Le Tyrolien regarda le policier. Regard orageux, aucune envie d’entrer dans son jeu, de faire semblant qu’il croyait qu’il n’y avait pas eu d’effraction alors que c’était le cas, de faire semblant que tout ceci était normal. A part lui, il n’y avait que Calliope qui avait les clés, et ce n’était certainement pas sa petite amie qui avait fait cela, quand même... Fibonacci revint à la charge, souligna encore sa conclusion : que personne n’était entré ici, qu’il n’y avait rien de criminel à ses yeux. Visiblement, l’homme n’était pas près de changer d’avis, quoi qu’il dise, quoi qu’il fasse. C’était peine perdue, voilà tout. Et, dans le fond, le professeur se doutait bien pourquoi. En fait, plus y pensait et plus cela semblait logique à ses yeux, et plus cela le dégoûtait aussi. Il ne pouvait donc qu’exploser, sortir les griffes presque malgré lui. Evidemment, cela ne plut guère à l’inspecteur. Les regards se croisèrent à nouveau, s’affrontèrent, les mots se firent plus acerbes, la tension montait indéniablement. Accusation d’incompétence et de négligence à peine masquée. Impossible autrement, c’était aussi simple que ça. L’inspecteur répondit alors que son job était « de compter les claqués, les désossés, les égarés... ». Un sourire narquois se peignit sur les lèvres du trentenaire. Mère Thérésa serait tellement fière de lui, tiens.

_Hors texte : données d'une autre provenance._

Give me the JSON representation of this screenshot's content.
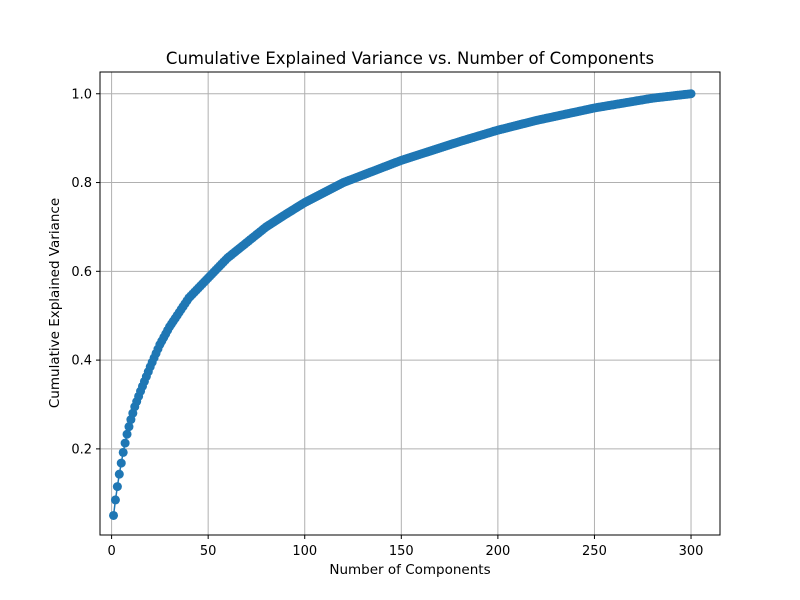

Par contre, le cinglé qui avait barboté en prison l’emmerdait. Son regard en était plus que jamais la preuve, d'ailleurs.

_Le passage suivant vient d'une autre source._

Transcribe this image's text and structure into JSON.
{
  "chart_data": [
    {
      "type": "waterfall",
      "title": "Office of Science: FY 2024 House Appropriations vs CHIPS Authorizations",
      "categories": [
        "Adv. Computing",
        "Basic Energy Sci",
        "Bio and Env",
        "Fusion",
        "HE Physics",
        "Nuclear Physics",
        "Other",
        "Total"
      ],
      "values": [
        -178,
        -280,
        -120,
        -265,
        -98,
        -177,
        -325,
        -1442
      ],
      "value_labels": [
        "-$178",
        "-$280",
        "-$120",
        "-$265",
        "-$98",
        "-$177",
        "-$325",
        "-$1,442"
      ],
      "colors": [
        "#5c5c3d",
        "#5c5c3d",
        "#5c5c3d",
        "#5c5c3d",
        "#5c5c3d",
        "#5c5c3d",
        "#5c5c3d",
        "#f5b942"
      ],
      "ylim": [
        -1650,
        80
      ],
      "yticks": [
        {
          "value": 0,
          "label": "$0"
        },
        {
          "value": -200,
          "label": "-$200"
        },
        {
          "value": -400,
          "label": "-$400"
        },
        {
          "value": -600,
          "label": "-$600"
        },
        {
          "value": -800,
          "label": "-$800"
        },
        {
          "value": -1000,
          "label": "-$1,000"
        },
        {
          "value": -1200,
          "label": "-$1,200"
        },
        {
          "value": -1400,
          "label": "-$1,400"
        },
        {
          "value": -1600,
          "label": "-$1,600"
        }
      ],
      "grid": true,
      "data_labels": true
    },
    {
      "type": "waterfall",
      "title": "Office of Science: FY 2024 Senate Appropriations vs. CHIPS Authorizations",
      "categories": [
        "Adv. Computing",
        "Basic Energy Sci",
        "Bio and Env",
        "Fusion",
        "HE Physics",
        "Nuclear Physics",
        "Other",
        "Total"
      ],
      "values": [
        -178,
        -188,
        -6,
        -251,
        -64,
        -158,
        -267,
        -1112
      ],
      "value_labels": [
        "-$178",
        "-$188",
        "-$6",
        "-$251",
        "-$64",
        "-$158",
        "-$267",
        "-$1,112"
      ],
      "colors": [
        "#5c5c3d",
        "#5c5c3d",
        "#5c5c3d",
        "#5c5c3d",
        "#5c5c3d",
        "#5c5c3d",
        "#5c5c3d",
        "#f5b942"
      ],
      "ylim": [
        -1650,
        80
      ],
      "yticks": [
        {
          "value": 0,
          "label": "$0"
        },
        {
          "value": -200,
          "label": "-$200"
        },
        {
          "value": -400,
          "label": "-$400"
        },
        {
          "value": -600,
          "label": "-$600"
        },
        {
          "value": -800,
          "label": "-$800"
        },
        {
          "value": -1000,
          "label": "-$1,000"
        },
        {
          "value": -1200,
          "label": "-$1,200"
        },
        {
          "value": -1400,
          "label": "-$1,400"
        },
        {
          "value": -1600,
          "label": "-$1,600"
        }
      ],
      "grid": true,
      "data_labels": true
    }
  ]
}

Giorgio le confronta alors à propos de sa suggestion de suicide il y a quelques années, quand il était en prison. Parce que oui, Fibonacci avait presque réussi à le noyer dans la culpabilité, à le pousser à une mort prématurée. Presque. Il s’en était fallu de peu, l'Alpin  l’avait échappée belle. Le flic fit cependant comme si cela ne le concernait pas du tout. Comme s’il n’avait rien fait de mal. A l’époque, le jeune homme ne le voyait pas, mais désormais il le savait : ce que le policier avait fait était grave. Parce qu'il ne méritait pas de mourir. Non, il avait droit à une deuxième chance, il y croyait dur comme fer. C’était ce que Calli’ lui avait appris. Qu'il méritait de vivre, de se redresser. D'avoir une chance de montrer qu'il avait appris de ses erreurs, qu'il pouvait devenir un homme meilleur. Le blond serra la mâchoire en regardant l'inspecteur. Sa voix l'insupportait, ses paroles agressaient ses oreilles, son regard lui foutait la chair de poule.  

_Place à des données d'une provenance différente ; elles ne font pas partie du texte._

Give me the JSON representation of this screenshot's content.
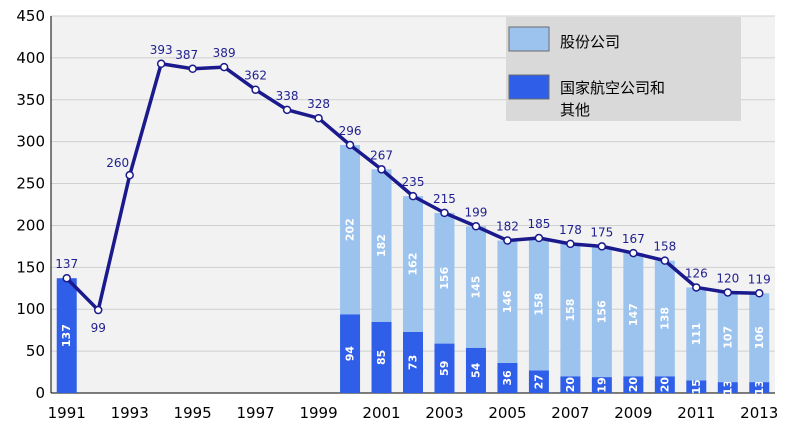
{
  "chart_data": {
    "type": "bar",
    "years": [
      1991,
      1992,
      1993,
      1994,
      1995,
      1996,
      1997,
      1998,
      1999,
      2000,
      2001,
      2002,
      2003,
      2004,
      2005,
      2006,
      2007,
      2008,
      2009,
      2010,
      2011,
      2012,
      2013
    ],
    "x_tick_labels": [
      "1991",
      "1993",
      "1995",
      "1997",
      "1999",
      "2001",
      "2003",
      "2005",
      "2007",
      "2009",
      "2011",
      "2013"
    ],
    "y_tick_labels": [
      "0",
      "50",
      "100",
      "150",
      "200",
      "250",
      "300",
      "350",
      "400",
      "450"
    ],
    "ylim": [
      0,
      450
    ],
    "total_line": {
      "values": [
        137,
        99,
        260,
        393,
        387,
        389,
        362,
        338,
        328,
        296,
        267,
        235,
        215,
        199,
        182,
        185,
        178,
        175,
        167,
        158,
        126,
        120,
        119
      ],
      "labels": [
        "137",
        "99",
        "260",
        "393",
        "387",
        "389",
        "362",
        "338",
        "328",
        "296",
        "267",
        "235",
        "215",
        "199",
        "182",
        "185",
        "178",
        "175",
        "167",
        "158",
        "126",
        "120",
        "119"
      ]
    },
    "series": [
      {
        "name": "国家航空公司和其他",
        "color": "#2f5fe8",
        "years": [
          1991,
          2000,
          2001,
          2002,
          2003,
          2004,
          2005,
          2006,
          2007,
          2008,
          2009,
          2010,
          2011,
          2012,
          2013
        ],
        "values": [
          137,
          94,
          85,
          73,
          59,
          54,
          36,
          27,
          20,
          19,
          20,
          20,
          15,
          13,
          13
        ],
        "labels": [
          "137",
          "94",
          "85",
          "73",
          "59",
          "54",
          "36",
          "27",
          "20",
          "19",
          "20",
          "20",
          "15",
          "13",
          "13"
        ]
      },
      {
        "name": "股份公司",
        "color": "#9cc3ee",
        "years": [
          2000,
          2001,
          2002,
          2003,
          2004,
          2005,
          2006,
          2007,
          2008,
          2009,
          2010,
          2011,
          2012,
          2013
        ],
        "values": [
          202,
          182,
          162,
          156,
          145,
          146,
          158,
          158,
          156,
          147,
          138,
          111,
          107,
          106
        ],
        "labels": [
          "202",
          "182",
          "162",
          "156",
          "145",
          "146",
          "158",
          "158",
          "156",
          "147",
          "138",
          "111",
          "107",
          "106"
        ]
      }
    ],
    "legend": {
      "position": "top-right",
      "items": [
        {
          "label": "股份公司",
          "color": "#9cc3ee"
        },
        {
          "label": "国家航空公司和",
          "label2": "其他",
          "color": "#2f5fe8"
        }
      ]
    },
    "colors": {
      "plot_bg": "#f2f2f2",
      "grid": "#d0d0d0",
      "line": "#1a1a8c",
      "marker_fill": "#ffffff",
      "legend_bg": "#d9d9d9"
    }
  }
}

« Il y a encore des gens capables de bouger au moins le petit doigt pour aider les autres, oui. Parmi les nombreux incompétents dans notre beau pays, il y en a encore quelques-uns qui font preuve d'un minimum d'humanité. »

Cela faisait des années que Giorgio n'avait plus parlé avec ce psy qui l'avait tant aidé, mais il ne pourrait jamais oublier à quel point ce type avait été important dans ce tournant de sa vie. Il avait su trouver les mots, le convaincre de ne pas baisser les bras. De se battre encore, malgré l'adversité. Ce Fibonacci, quant à lui, représentait tout l'inverse. Le flic incompétent qui, plutôt que de vouloir l'aider, avait préféré enfoncer le couteau dans la plaie. Attendre qu'il agonise, qu'il se vide de son sang. Enfin, métaphoriquement parlant, hein. Mais, quelque part, cela ne l'étonnerait pas tellement si l'autre homme le faisait réellement. Il ne l'aimait visiblement pas. Mais le blond le lui rendait bien, à vrai dire. Tellement qu'il ne put s'empêcher de hausser le ton, de laisser sa colère s'échapper, teinter ses paroles. Le flic ne manqua pas de retenir le sous-entendu. Giorgio ne répondit rien, le foudroyant simplement du regard. Hélas, il n'était pas en position de force ici. L'ancien détenu haussa un sourcil. Tu déconnes ?

“Coffre-moi ce mec."

« Quoi ? »

Oui, il avait osé. Il avait osé, et maintenant il n'y pouvait rien. Giorgio se débattit, mais les jeunes flics l'empoignèrent, l'empêchèrent de s'échapper. Menottes autour des poignets, cela lui rappelait des souvenirs. De très mauvais souvenirs.

« Lâchez-moi ! Lâchez-moi, putain ! Fils de pute ! »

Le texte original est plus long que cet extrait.